Across the production AI systems we audit, the same pattern shows up: the platform works, users love it, the monthly API bill keeps climbing, and most of that spend is the system answering the same questions over and over. A typical profile is three LLM-dependent services, customer support automation, document processing, and an internal analytics assistant, collectively running tens of thousands of API calls daily, with redundant work hidden inside every layer.
The fix usually isn't switching models, renegotiating contracts, or cutting features. It's recognizing that the system is paying full price to answer the same questions repeatedly. A well-designed smart caching architecture can drive monthly spend down by 70% or more without touching response quality.

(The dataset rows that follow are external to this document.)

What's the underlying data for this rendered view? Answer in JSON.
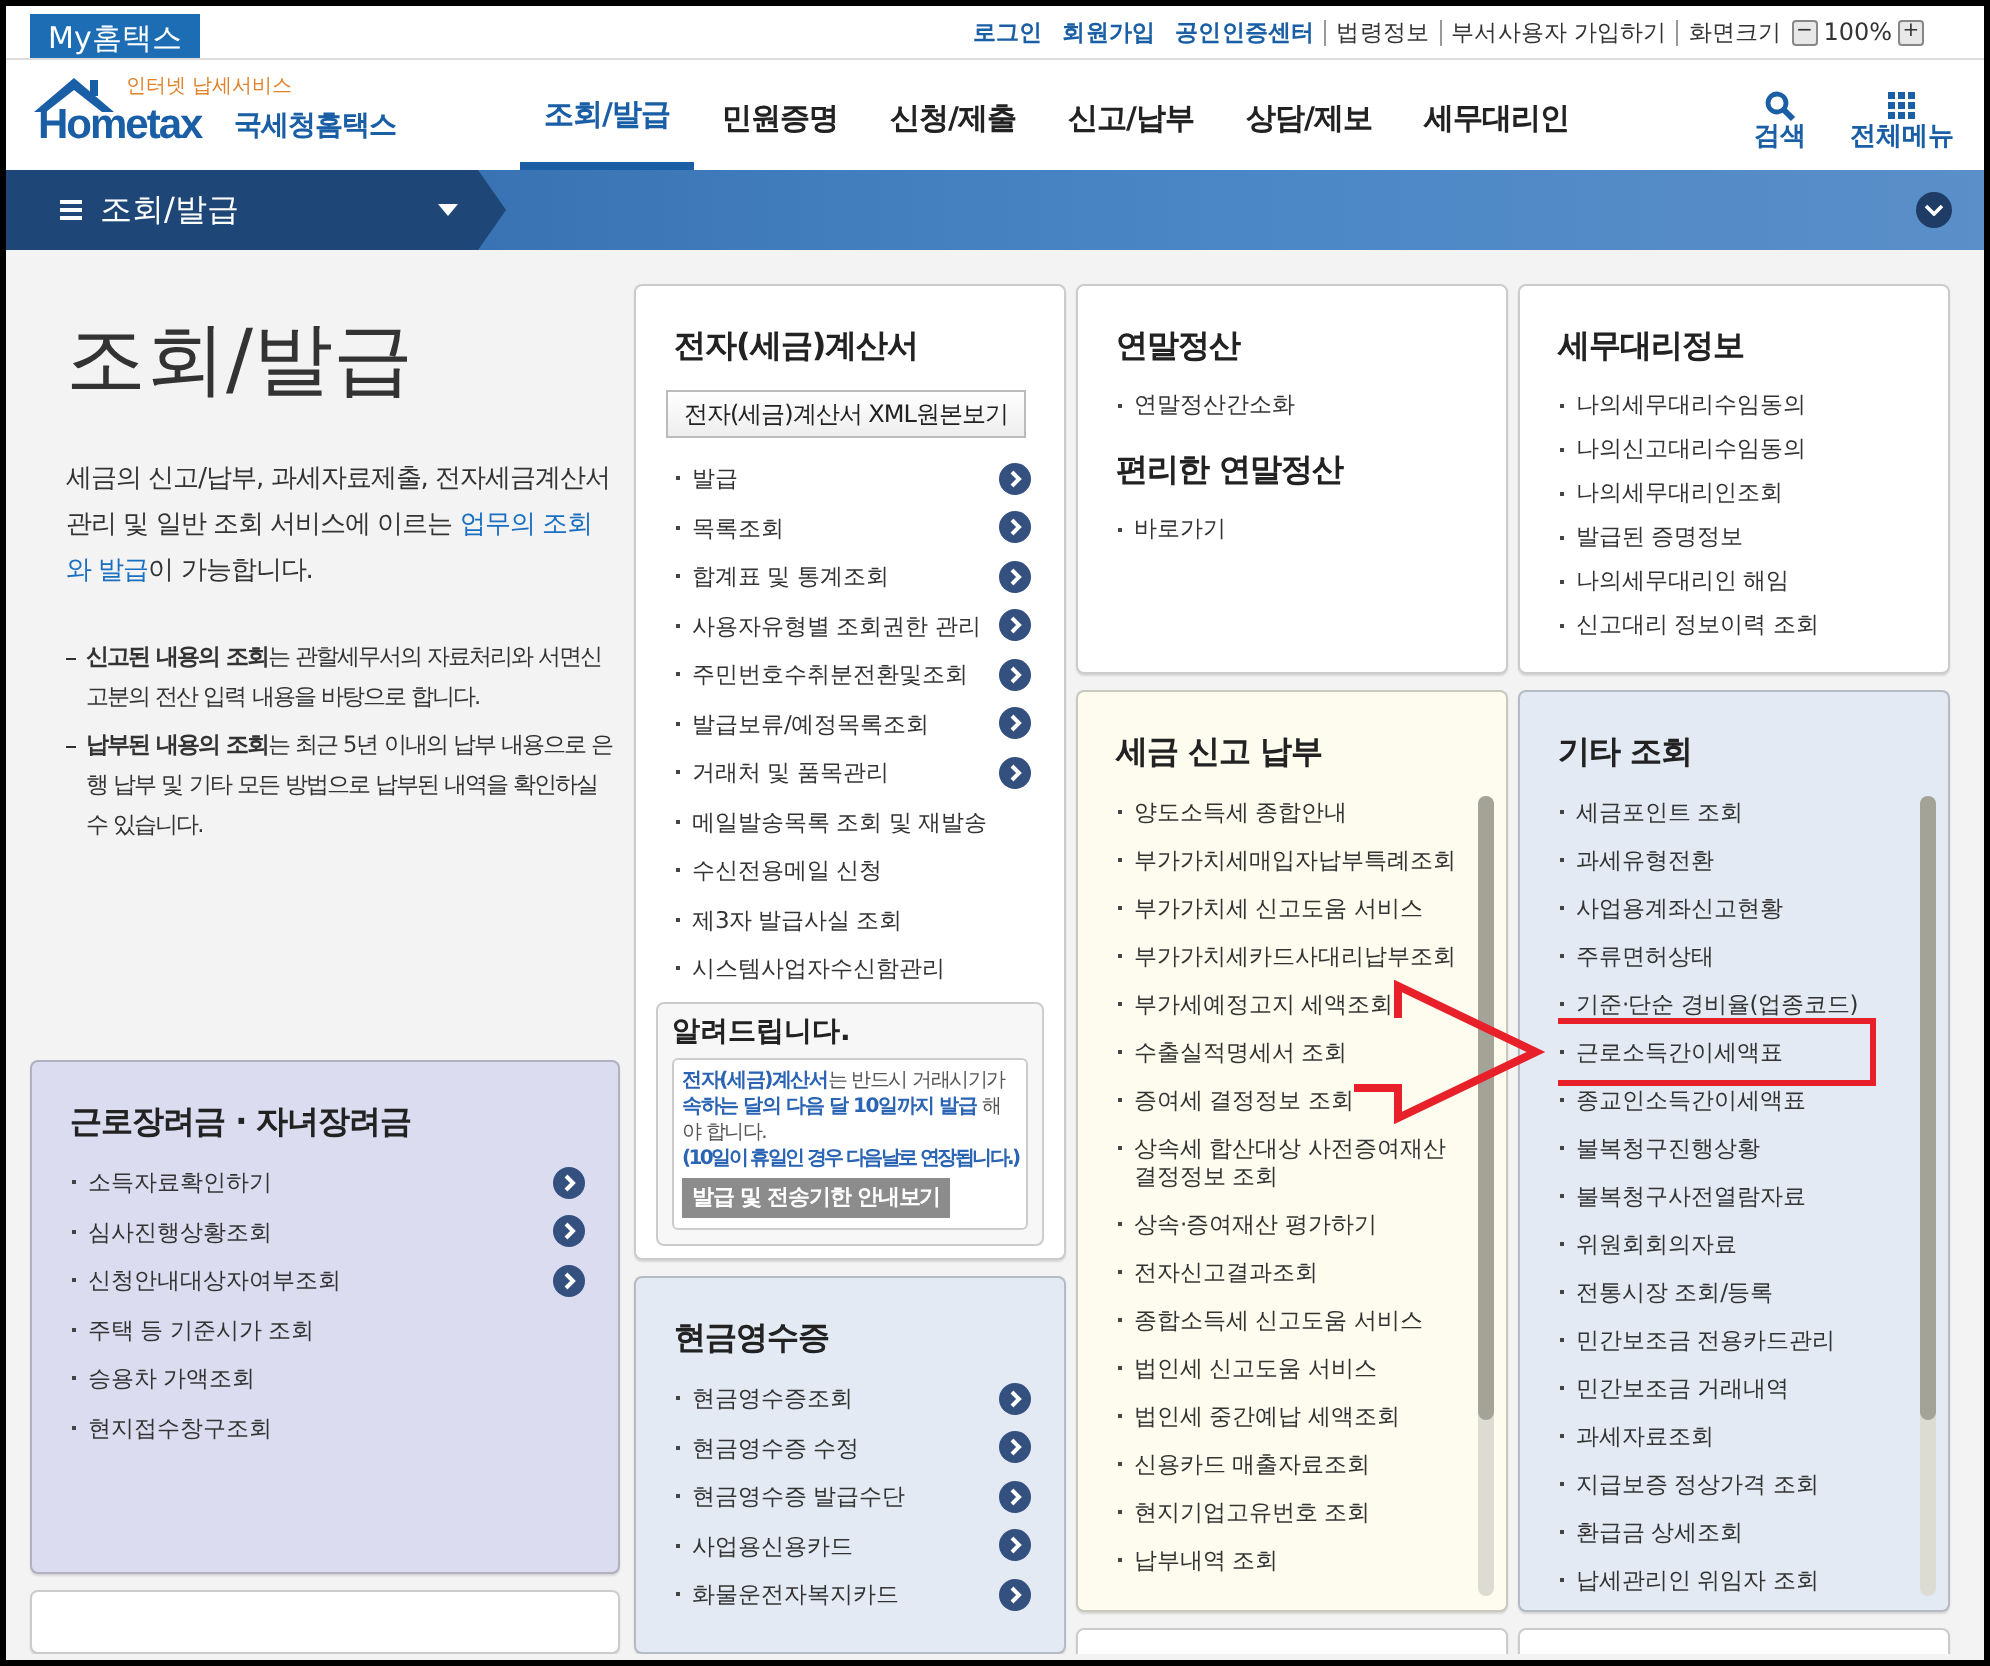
{
  "top_bar": {
    "my_tab": "My홈택스",
    "links": [
      {
        "label": "로그인",
        "kind": "strong"
      },
      {
        "label": "회원가입",
        "kind": "strong"
      },
      {
        "label": "공인인증센터",
        "kind": "strong"
      },
      {
        "label": "법령정보",
        "kind": "plain"
      },
      {
        "label": "부서사용자 가입하기",
        "kind": "plain"
      }
    ],
    "zoom": {
      "label": "화면크기",
      "minus": "−",
      "value": "100%",
      "plus": "+"
    }
  },
  "header": {
    "logo": {
      "tagline": "인터넷 납세서비스",
      "wordmark": "Hometax",
      "name": "국세청홈택스"
    },
    "tabs": [
      {
        "label": "조회/발급",
        "selected": true
      },
      {
        "label": "민원증명",
        "selected": false
      },
      {
        "label": "신청/제출",
        "selected": false
      },
      {
        "label": "신고/납부",
        "selected": false
      },
      {
        "label": "상담/제보",
        "selected": false
      },
      {
        "label": "세무대리인",
        "selected": false
      }
    ],
    "tools": [
      {
        "label": "검색",
        "kind": "search"
      },
      {
        "label": "전체메뉴",
        "kind": "menu"
      }
    ]
  },
  "section_bar": {
    "title": "조회/발급"
  },
  "left_column": {
    "title": "조회/발급",
    "description": [
      {
        "text": "세금의 신고/납부, 과세자료제출, 전자세금계산서 관리 및 일반 조회 서비스에 이르는 ",
        "highlight": false
      },
      {
        "text": "업무의 조회와 발급",
        "highlight": true
      },
      {
        "text": "이 가능합니다.",
        "highlight": false
      }
    ],
    "notes": [
      "**신고된 내용의 조회**는 관할세무서의 자료처리와 서면신고분의 전산 입력 내용을 바탕으로 합니다.",
      "**납부된 내용의 조회**는 최근 5년 이내의 납부 내용으로 은행 납부 및 기타 모든 방법으로 납부된 내역을 확인하실 수 있습니다."
    ],
    "cards": [
      {
        "color": "#dcdcf1",
        "sections": [
          {
            "title": "근로장려금 · 자녀장려금",
            "items": [
              {
                "label": "소득자료확인하기",
                "arrow": true
              },
              {
                "label": "심사진행상황조회",
                "arrow": true
              },
              {
                "label": "신청안내대상자여부조회",
                "arrow": true
              },
              {
                "label": "주택 등 기준시가 조회",
                "arrow": false
              },
              {
                "label": "승용차 가액조회",
                "arrow": false
              },
              {
                "label": "현지접수창구조회",
                "arrow": false
              }
            ]
          }
        ]
      },
      {
        "color": "#ffffff"
      }
    ]
  },
  "columns": [
    {
      "cards": [
        {
          "color": "#ffffff",
          "sections": [
            {
              "title": "전자(세금)계산서",
              "button": "전자(세금)계산서 XML원본보기",
              "items": [
                {
                  "label": "발급",
                  "arrow": true
                },
                {
                  "label": "목록조회",
                  "arrow": true
                },
                {
                  "label": "합계표 및 통계조회",
                  "arrow": true
                },
                {
                  "label": "사용자유형별 조회권한 관리",
                  "arrow": true
                },
                {
                  "label": "주민번호수취분전환및조회",
                  "arrow": true
                },
                {
                  "label": "발급보류/예정목록조회",
                  "arrow": true
                },
                {
                  "label": "거래처 및 품목관리",
                  "arrow": true
                },
                {
                  "label": "메일발송목록 조회 및 재발송",
                  "arrow": false
                },
                {
                  "label": "수신전용메일 신청",
                  "arrow": false
                },
                {
                  "label": "제3자 발급사실 조회",
                  "arrow": false
                },
                {
                  "label": "시스템사업자수신함관리",
                  "arrow": false
                }
              ]
            }
          ],
          "notice": {
            "title": "알려드립니다.",
            "text": "**전자(세금)계산서**는 반드시 거래시기가 **속하는 달의 다음 달 10일까지 발급** 해야 합니다.",
            "subtext": "(10일이 휴일인 경우 다음날로 연장됩니다.)",
            "button": "발급 및 전송기한 안내보기"
          }
        },
        {
          "color": "#e3eaf3",
          "sections": [
            {
              "title": "현금영수증",
              "items": [
                {
                  "label": "현금영수증조회",
                  "arrow": true
                },
                {
                  "label": "현금영수증 수정",
                  "arrow": true
                },
                {
                  "label": "현금영수증 발급수단",
                  "arrow": true
                },
                {
                  "label": "사업용신용카드",
                  "arrow": true
                },
                {
                  "label": "화물운전자복지카드",
                  "arrow": true
                }
              ]
            }
          ]
        }
      ]
    },
    {
      "cards": [
        {
          "color": "#ffffff",
          "sections": [
            {
              "title": "연말정산",
              "items": [
                {
                  "label": "연말정산간소화",
                  "arrow": false
                }
              ]
            },
            {
              "title": "편리한 연말정산",
              "items": [
                {
                  "label": "바로가기",
                  "arrow": false
                }
              ]
            }
          ]
        },
        {
          "color": "#fdfcee",
          "scrollable": true,
          "sections": [
            {
              "title": "세금 신고 납부",
              "items": [
                {
                  "label": "양도소득세 종합안내",
                  "arrow": false
                },
                {
                  "label": "부가가치세매입자납부특례조회",
                  "arrow": false
                },
                {
                  "label": "부가가치세 신고도움 서비스",
                  "arrow": false
                },
                {
                  "label": "부가가치세카드사대리납부조회",
                  "arrow": false
                },
                {
                  "label": "부가세예정고지 세액조회",
                  "arrow": false
                },
                {
                  "label": "수출실적명세서 조회",
                  "arrow": false
                },
                {
                  "label": "증여세 결정정보 조회",
                  "arrow": false
                },
                {
                  "label": "상속세 합산대상 사전증여재산 결정정보 조회",
                  "arrow": false
                },
                {
                  "label": "상속·증여재산 평가하기",
                  "arrow": false
                },
                {
                  "label": "전자신고결과조회",
                  "arrow": false
                },
                {
                  "label": "종합소득세 신고도움 서비스",
                  "arrow": false
                },
                {
                  "label": "법인세 신고도움 서비스",
                  "arrow": false
                },
                {
                  "label": "법인세 중간예납 세액조회",
                  "arrow": false
                },
                {
                  "label": "신용카드 매출자료조회",
                  "arrow": false
                },
                {
                  "label": "현지기업고유번호 조회",
                  "arrow": false
                },
                {
                  "label": "납부내역 조회",
                  "arrow": false
                }
              ]
            }
          ]
        },
        {
          "color": "#ffffff"
        }
      ]
    },
    {
      "cards": [
        {
          "color": "#ffffff",
          "sections": [
            {
              "title": "세무대리정보",
              "items": [
                {
                  "label": "나의세무대리수임동의",
                  "arrow": false
                },
                {
                  "label": "나의신고대리수임동의",
                  "arrow": false
                },
                {
                  "label": "나의세무대리인조회",
                  "arrow": false
                },
                {
                  "label": "발급된 증명정보",
                  "arrow": false
                },
                {
                  "label": "나의세무대리인 해임",
                  "arrow": false
                },
                {
                  "label": "신고대리 정보이력 조회",
                  "arrow": false
                }
              ]
            }
          ]
        },
        {
          "color": "#e3eaf3",
          "scrollable": true,
          "sections": [
            {
              "title": "기타 조회",
              "items": [
                {
                  "label": "세금포인트 조회",
                  "arrow": false
                },
                {
                  "label": "과세유형전환",
                  "arrow": false
                },
                {
                  "label": "사업용계좌신고현황",
                  "arrow": false
                },
                {
                  "label": "주류면허상태",
                  "arrow": false
                },
                {
                  "label": "기준·단순 경비율(업종코드)",
                  "arrow": false
                },
                {
                  "label": "근로소득간이세액표",
                  "arrow": false,
                  "highlighted": true
                },
                {
                  "label": "종교인소득간이세액표",
                  "arrow": false
                },
                {
                  "label": "불복청구진행상황",
                  "arrow": false
                },
                {
                  "label": "불복청구사전열람자료",
                  "arrow": false
                },
                {
                  "label": "위원회회의자료",
                  "arrow": false
                },
                {
                  "label": "전통시장 조회/등록",
                  "arrow": false
                },
                {
                  "label": "민간보조금 전용카드관리",
                  "arrow": false
                },
                {
                  "label": "민간보조금 거래내역",
                  "arrow": false
                },
                {
                  "label": "과세자료조회",
                  "arrow": false
                },
                {
                  "label": "지급보증 정상가격 조회",
                  "arrow": false
                },
                {
                  "label": "환급금 상세조회",
                  "arrow": false
                },
                {
                  "label": "납세관리인 위임자 조회",
                  "arrow": false
                }
              ]
            }
          ]
        },
        {
          "color": "#ffffff"
        }
      ]
    }
  ],
  "annotations": [
    {
      "kind": "arrow"
    }
  ]
}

At Particula Tech, we've built caching layers for AI systems across industries. This article walks through the exact three-layer strategy we use, the decisions that matter, and the numbers behind each layer's contribution. If your AI API costs are growing faster than your revenue, this is the playbook.
Why Their AI API Costs Were Spiraling
Before fixing the problem, you need to understand where the money goes. Instrumenting the LLM-dependent services with request-level cost tracking for two weeks, the same metadata-tagging plus gateway pattern we walk through in our per-tenant LLM cost attribution guide. At their spend level, the gateway tier itself is a decision worth making deliberately, our AI gateway decision framework covers when LiteLLM is enough versus when Portkey or Kong starts to pay for itself. The data revealed a pattern we see in almost every AI application that wasn't designed with cost efficiency in mind.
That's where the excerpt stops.